I haven’t really thought about stereotyping of computers, because in my line of work (consumer behavior) we’re more worried about the harm from stereotypes than identifying whether they exist or not. But apparently, we do stereotype robots! I hope we don’t hurt their feelings. Here’s an example:
The first such behavior was the following (IN-S-16): “A security [officer | robot] is walking on the sidewalk.
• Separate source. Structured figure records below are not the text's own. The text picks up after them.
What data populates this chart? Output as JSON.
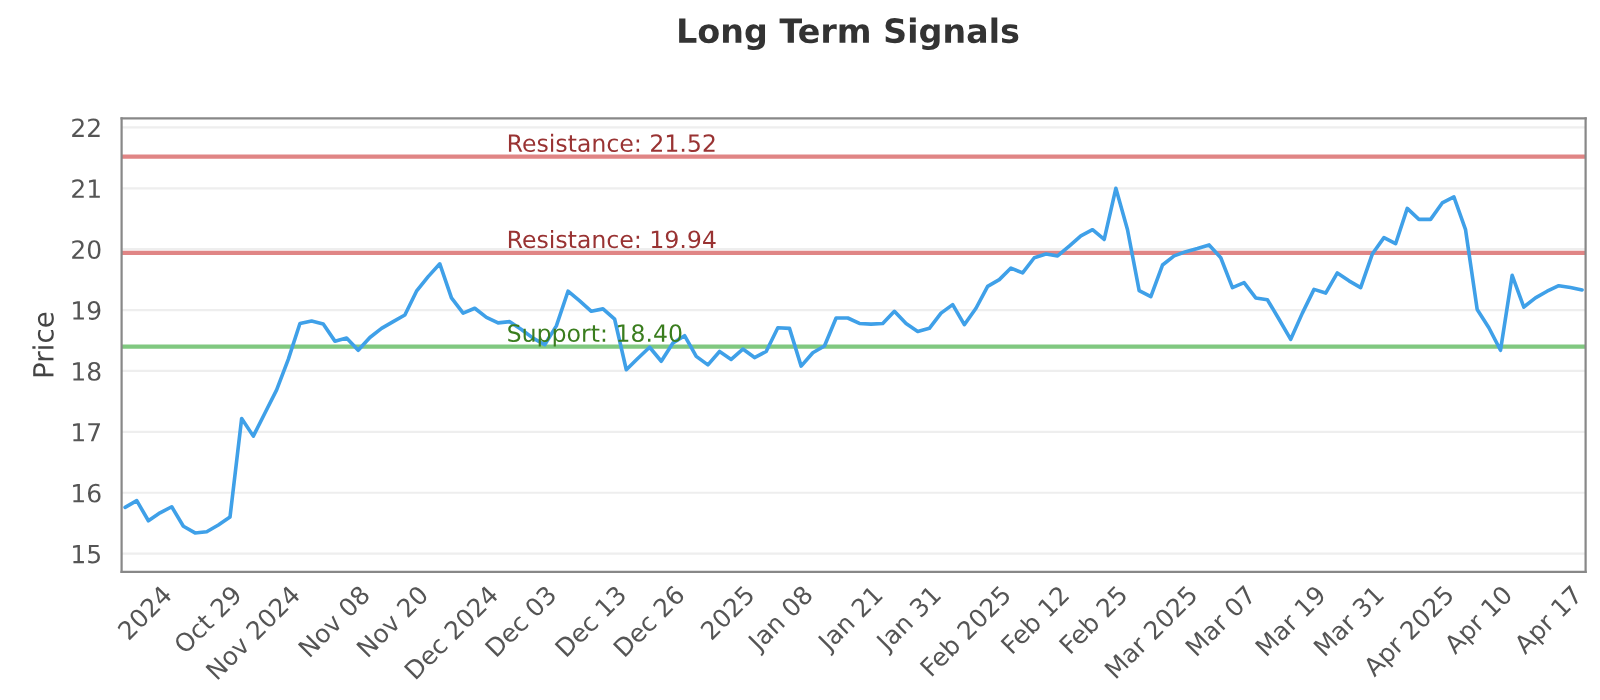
{
  "chart_data": {
    "type": "line",
    "title": "Long Term Signals",
    "ylabel": "Price",
    "categories": [
      null,
      null,
      null,
      "2024",
      null,
      null,
      null,
      null,
      null,
      "Oct 29",
      null,
      null,
      null,
      null,
      "Nov 2024",
      null,
      null,
      null,
      null,
      null,
      "Nov 08",
      null,
      null,
      null,
      null,
      "Nov 20",
      null,
      null,
      null,
      null,
      null,
      "Dec 2024",
      null,
      null,
      null,
      null,
      "Dec 03",
      null,
      null,
      null,
      null,
      null,
      "Dec 13",
      null,
      null,
      null,
      null,
      "Dec 26",
      null,
      null,
      null,
      null,
      null,
      "2025",
      null,
      null,
      null,
      null,
      "Jan 08",
      null,
      null,
      null,
      null,
      null,
      "Jan 21",
      null,
      null,
      null,
      null,
      "Jan 31",
      null,
      null,
      null,
      null,
      null,
      "Feb 2025",
      null,
      null,
      null,
      null,
      "Feb 12",
      null,
      null,
      null,
      null,
      "Feb 25",
      null,
      null,
      null,
      null,
      null,
      "Mar 2025",
      null,
      null,
      null,
      null,
      "Mar 07",
      null,
      null,
      null,
      null,
      null,
      "Mar 19",
      null,
      null,
      null,
      null,
      "Mar 31",
      null,
      null,
      null,
      null,
      null,
      "Apr 2025",
      null,
      null,
      null,
      null,
      "Apr 10",
      null,
      null,
      null,
      null,
      null,
      "Apr 17",
      null
    ],
    "series": [
      {
        "color": "#3fa0e8",
        "values": [
          15.76,
          15.87,
          15.54,
          15.67,
          15.77,
          15.45,
          15.34,
          15.36,
          15.47,
          15.6,
          17.22,
          16.93,
          17.31,
          17.69,
          18.19,
          18.78,
          18.82,
          18.77,
          18.49,
          18.54,
          18.34,
          18.55,
          18.7,
          18.81,
          18.92,
          19.31,
          19.55,
          19.76,
          19.2,
          18.95,
          19.03,
          18.88,
          18.79,
          18.81,
          18.68,
          18.54,
          18.43,
          18.74,
          19.31,
          19.15,
          18.98,
          19.02,
          18.85,
          18.02,
          18.21,
          18.39,
          18.16,
          18.46,
          18.58,
          18.24,
          18.1,
          18.32,
          18.19,
          18.36,
          18.22,
          18.32,
          18.71,
          18.7,
          18.08,
          18.3,
          18.41,
          18.87,
          18.87,
          18.78,
          18.77,
          18.78,
          18.98,
          18.78,
          18.65,
          18.7,
          18.95,
          19.09,
          18.76,
          19.03,
          19.39,
          19.5,
          19.69,
          19.61,
          19.86,
          19.92,
          19.89,
          20.05,
          20.22,
          20.32,
          20.16,
          21.0,
          20.32,
          19.32,
          19.22,
          19.74,
          19.89,
          19.96,
          20.01,
          20.07,
          19.86,
          19.37,
          19.45,
          19.2,
          19.17,
          18.85,
          18.52,
          18.95,
          19.34,
          19.28,
          19.61,
          19.48,
          19.37,
          19.92,
          20.19,
          20.09,
          20.67,
          20.49,
          20.49,
          20.76,
          20.86,
          20.32,
          19.01,
          18.71,
          18.34,
          19.57,
          19.05,
          19.2,
          19.31,
          19.4,
          19.37,
          19.33
        ]
      }
    ],
    "ylim": [
      14.7,
      22.15
    ],
    "yticks": [
      15,
      16,
      17,
      18,
      19,
      20,
      21,
      22
    ],
    "grid": "y",
    "ref_lines": [
      {
        "axis": "y",
        "value": 21.52,
        "label": "Resistance: 21.52",
        "color": "#e08585"
      },
      {
        "axis": "y",
        "value": 19.94,
        "label": "Resistance: 19.94",
        "color": "#e08585"
      },
      {
        "axis": "y",
        "value": 18.4,
        "label": "Support: 18.40",
        "color": "#80c880"
      }
    ]
  }
}
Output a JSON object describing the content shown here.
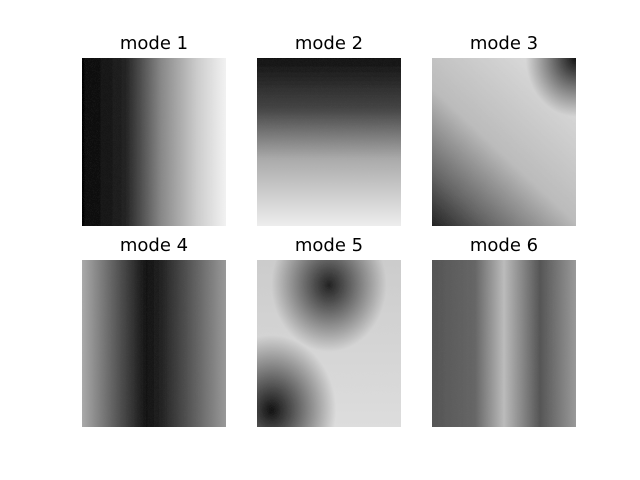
{
  "panels": [
    {
      "title": "mode 1"
    },
    {
      "title": "mode 2"
    },
    {
      "title": "mode 3"
    },
    {
      "title": "mode 4"
    },
    {
      "title": "mode 5"
    },
    {
      "title": "mode 6"
    }
  ]
}
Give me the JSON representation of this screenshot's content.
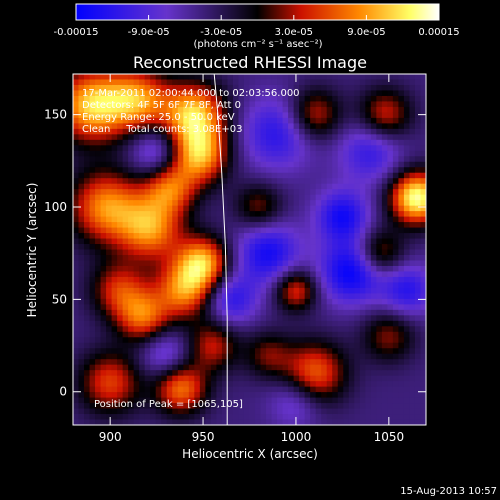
{
  "chart_data": {
    "type": "heatmap",
    "title": "Reconstructed RHESSI Image",
    "xlabel": "Heliocentric X (arcsec)",
    "ylabel": "Heliocentric Y (arcsec)",
    "xlim": [
      880,
      1070
    ],
    "ylim": [
      -18,
      172
    ],
    "xticks": [
      900,
      950,
      1000,
      1050
    ],
    "xtick_labels": [
      "900",
      "950",
      "1000",
      "1050"
    ],
    "yticks": [
      0,
      50,
      100,
      150
    ],
    "ytick_labels": [
      "0",
      "50",
      "100",
      "150"
    ],
    "colorbar": {
      "range": [
        -0.00015,
        0.00015
      ],
      "tick_values": [
        -0.00015,
        -9e-05,
        -3e-05,
        3e-05,
        9e-05,
        0.00015
      ],
      "tick_labels": [
        "-0.00015",
        "-9.0e-05",
        "-3.0e-05",
        "3.0e-05",
        "9.0e-05",
        "0.00015"
      ],
      "unit_label": "(photons cm⁻² s⁻¹ asec⁻²)"
    },
    "annotations": {
      "time_range": "17-Mar-2011 02:00:44.000 to 02:03:56.000",
      "detectors": "Detectors: 4F 5F 6F 7F 8F, Att 0",
      "energy": "Energy Range: 25.0 - 50.0 keV",
      "method": "Clean     Total counts: 3.08E+03",
      "peak": "Position of Peak = [1065,105]"
    },
    "peak_position": [
      1065,
      105
    ],
    "limb_curve": [
      [
        956,
        172
      ],
      [
        958,
        150
      ],
      [
        960,
        120
      ],
      [
        962,
        80
      ],
      [
        963,
        40
      ],
      [
        963,
        0
      ],
      [
        963,
        -18
      ]
    ],
    "grid": false,
    "colormap": [
      "#0000ff",
      "#6633cc",
      "#000000",
      "#cc1100",
      "#ff8800",
      "#ffff66",
      "#ffffff"
    ],
    "blobs": [
      {
        "x": 890,
        "y": 155,
        "v": 1.0,
        "s": 14
      },
      {
        "x": 915,
        "y": 158,
        "v": 0.8,
        "s": 12
      },
      {
        "x": 945,
        "y": 150,
        "v": 1.0,
        "s": 12
      },
      {
        "x": 948,
        "y": 128,
        "v": 0.9,
        "s": 11
      },
      {
        "x": 932,
        "y": 110,
        "v": 0.7,
        "s": 10
      },
      {
        "x": 898,
        "y": 100,
        "v": 0.85,
        "s": 14
      },
      {
        "x": 922,
        "y": 88,
        "v": 0.8,
        "s": 12
      },
      {
        "x": 950,
        "y": 70,
        "v": 0.9,
        "s": 10
      },
      {
        "x": 940,
        "y": 55,
        "v": 0.8,
        "s": 11
      },
      {
        "x": 905,
        "y": 55,
        "v": 0.6,
        "s": 11
      },
      {
        "x": 918,
        "y": 40,
        "v": 0.7,
        "s": 10
      },
      {
        "x": 955,
        "y": 25,
        "v": 0.55,
        "s": 10
      },
      {
        "x": 938,
        "y": 2,
        "v": 0.8,
        "s": 10
      },
      {
        "x": 900,
        "y": 5,
        "v": 0.65,
        "s": 12
      },
      {
        "x": 1000,
        "y": 55,
        "v": 0.65,
        "s": 8
      },
      {
        "x": 1010,
        "y": 150,
        "v": 0.6,
        "s": 10
      },
      {
        "x": 1048,
        "y": 150,
        "v": 0.6,
        "s": 10
      },
      {
        "x": 1045,
        "y": 75,
        "v": 0.55,
        "s": 9
      },
      {
        "x": 1010,
        "y": 10,
        "v": 0.75,
        "s": 12
      },
      {
        "x": 1050,
        "y": 30,
        "v": 0.45,
        "s": 10
      },
      {
        "x": 1065,
        "y": 105,
        "v": 1.2,
        "s": 10
      },
      {
        "x": 980,
        "y": 100,
        "v": 0.45,
        "s": 9
      },
      {
        "x": 985,
        "y": 20,
        "v": 0.4,
        "s": 9
      },
      {
        "x": 1030,
        "y": 65,
        "v": -0.7,
        "s": 12
      },
      {
        "x": 1025,
        "y": 95,
        "v": -0.6,
        "s": 10
      },
      {
        "x": 990,
        "y": 140,
        "v": -0.5,
        "s": 14
      },
      {
        "x": 985,
        "y": 75,
        "v": -0.6,
        "s": 12
      },
      {
        "x": 1040,
        "y": 130,
        "v": -0.45,
        "s": 12
      },
      {
        "x": 1060,
        "y": 55,
        "v": -0.5,
        "s": 10
      },
      {
        "x": 925,
        "y": 130,
        "v": -0.45,
        "s": 10
      },
      {
        "x": 930,
        "y": 20,
        "v": -0.4,
        "s": 10
      },
      {
        "x": 965,
        "y": 50,
        "v": -0.5,
        "s": 10
      },
      {
        "x": 1000,
        "y": -5,
        "v": -0.35,
        "s": 10
      }
    ],
    "background_level": -0.3
  },
  "footer": {
    "date_stamp": "15-Aug-2013 10:57"
  }
}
When [she | it] sees a fleeing pick-pocket, [she | it] steps
in front of him and grabs the man’s arm.” When performed by a robot (compared to a human), this behavior was evaluated as clearly intentional (rather than moderately unintentional), middling in surprisingness (rather than clearly surprising), and clearly desirable (rather than moderately undesirable).”
I do have to wonder if there is some confound with calling the officer a ‘she’ instead of ‘the officer’ but maybe I’m overthinking.
de Graaf, Maartje MA, and Bertram F. Malle. “People’s Judgments of Human and Robot Behaviors.” (2018).
According to this article, yes. Three researchers describe a class assignment using a pretend form of Mechanical Turk; students have to work as Workers and Requesters. Apparently, students said they understood more about crowdsourcing after they did the exercise.
I appreciate that this type of exercise is being taught, but it also seems that one needs to examine the ethics of crowdsourcing to really have a valuable understanding. The study also did not examine payments. Yet, it is an interesting way to introduce students to concepts of crowdsourcing in a protected environment.
Guo, Hui, Nirav Ajmeri, and Munindar Singh. “Teaching Crowdsourcing: An Experience Report.” IEEE Internet Computing (2018).